Funny…he’s not shutting up!

Hmmm. I should have thought the powerful voices of communications experts shrieking at Richard Dawkins to hide under his bed would have had some effect, but no…he’s gone ahead and written his review of Expelled. And lo, in the camp of the Framers, there was much wailing and weeping and grinding of teeth, and rending of garments, and epic despair, because surely this will cause the destruction of Science.

Still straining to find an excuse

The New York Times has weighed in, and they contacted the producers of Expelled…and what do you know, they’re still scrambling to find a credible story. They haven’t succeeded yet.
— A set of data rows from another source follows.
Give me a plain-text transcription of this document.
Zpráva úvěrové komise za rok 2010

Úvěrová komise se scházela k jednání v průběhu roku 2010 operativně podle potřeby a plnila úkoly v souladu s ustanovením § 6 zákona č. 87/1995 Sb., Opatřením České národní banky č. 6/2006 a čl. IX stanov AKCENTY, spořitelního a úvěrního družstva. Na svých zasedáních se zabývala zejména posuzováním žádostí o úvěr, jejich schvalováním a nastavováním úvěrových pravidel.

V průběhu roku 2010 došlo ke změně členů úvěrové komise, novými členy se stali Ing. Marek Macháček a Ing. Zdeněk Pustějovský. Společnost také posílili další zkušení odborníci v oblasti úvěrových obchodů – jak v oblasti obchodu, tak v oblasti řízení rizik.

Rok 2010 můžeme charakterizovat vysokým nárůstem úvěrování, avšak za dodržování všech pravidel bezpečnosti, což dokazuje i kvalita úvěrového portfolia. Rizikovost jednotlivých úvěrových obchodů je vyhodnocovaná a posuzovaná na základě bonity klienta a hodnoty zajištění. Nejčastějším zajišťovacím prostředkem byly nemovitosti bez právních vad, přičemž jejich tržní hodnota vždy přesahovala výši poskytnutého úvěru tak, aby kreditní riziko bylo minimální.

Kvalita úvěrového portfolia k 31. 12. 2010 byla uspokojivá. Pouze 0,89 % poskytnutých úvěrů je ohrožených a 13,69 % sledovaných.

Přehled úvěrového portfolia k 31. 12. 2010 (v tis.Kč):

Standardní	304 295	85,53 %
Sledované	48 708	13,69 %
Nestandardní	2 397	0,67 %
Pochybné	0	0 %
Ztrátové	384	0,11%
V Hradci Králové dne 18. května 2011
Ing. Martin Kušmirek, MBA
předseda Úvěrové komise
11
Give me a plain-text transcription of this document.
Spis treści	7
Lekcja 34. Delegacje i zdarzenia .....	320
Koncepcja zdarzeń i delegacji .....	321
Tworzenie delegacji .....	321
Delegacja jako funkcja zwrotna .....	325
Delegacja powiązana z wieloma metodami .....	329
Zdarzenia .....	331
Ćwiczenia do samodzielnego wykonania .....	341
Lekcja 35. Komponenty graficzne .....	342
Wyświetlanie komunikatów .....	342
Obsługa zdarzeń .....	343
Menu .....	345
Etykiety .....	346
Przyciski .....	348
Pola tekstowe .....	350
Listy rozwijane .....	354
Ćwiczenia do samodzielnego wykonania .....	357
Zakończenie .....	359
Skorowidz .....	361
Mark Mathis, a producer of the film who attended the screening, said that “of course” he had recognized Dr. Dawkins, but allowed him to attend because “he has handled himself fairly honorably, he is a guest in our country and I had to presume he had flown a long way to see the film.”

Unbelievable. So basically it’s a baseless implication that I would be a troublemaker, and the arrogant and absurd assumption that Dawkins flew to Minneapolis from Oxford to see their preview of the movie.

Lying is just a reflex for them at this point. He also claims that he made Dawkins “shrink” in the Q&A, which is total nonsense. Mathis is a shrill and frightened man when he’s confronted; back in November, I called in to a radio interview he was doing, and he practically broke down in hysterics. He ended the “debate” by yelling into the phone, “Go to his website! Myers is an atheist! He’s an atheist!”, classic ad hominem.

I wouldn’t go so far as to claim Mathis was afraid of me — he was on home ground yesterday with a friendly audience — but it’s clear that he really, really dislikes me. The simple explanation for what happened at the screening is that he spotted me in the line, let his irrational venom get the better of him, and he had me evicted while he retreated back into the theater, and therefore missed spotting Dawkins. Everything else now is transparent spin to hide the fact that they were hypocritical about expelling me, and screwed up big time in allowing a more prominent critic slip by.

As for the implication that I’d be a horrible, disruptive presence, here’s one excerpt from the movie; it’s also on a DVD that they were giving away at a table at the screening*. Look what a horrible, malign ogre I am.

I heard that people in the audience gasped in distress at my comment that I want to see religion reduced to a “side dish” instead of the “main dish”, but seriously — I saw that and thought that gee, I’m awfully conciliatory on screen.

Socratic Gadfly takes on the NY Times article in more detail; I’m getting a little tired of the story myself, after spending much of the afternoon with reporters. I think I’ll spend more time at the American Atheists meeting tomorrow, and look forward to our gathering of pharynguloids tomorrow night.


The story is now also on Salon.


By the way, one of the other things I’m doing here is taping some conversations with Richard Dawkins. Our discussion of our experiences at that movie are now on the web.


*By the way, another interesting thing is on the DVD. They’ve got excerpts from the Inner Life video. Creationists are certainly drawn to stealing that work, aren’t they?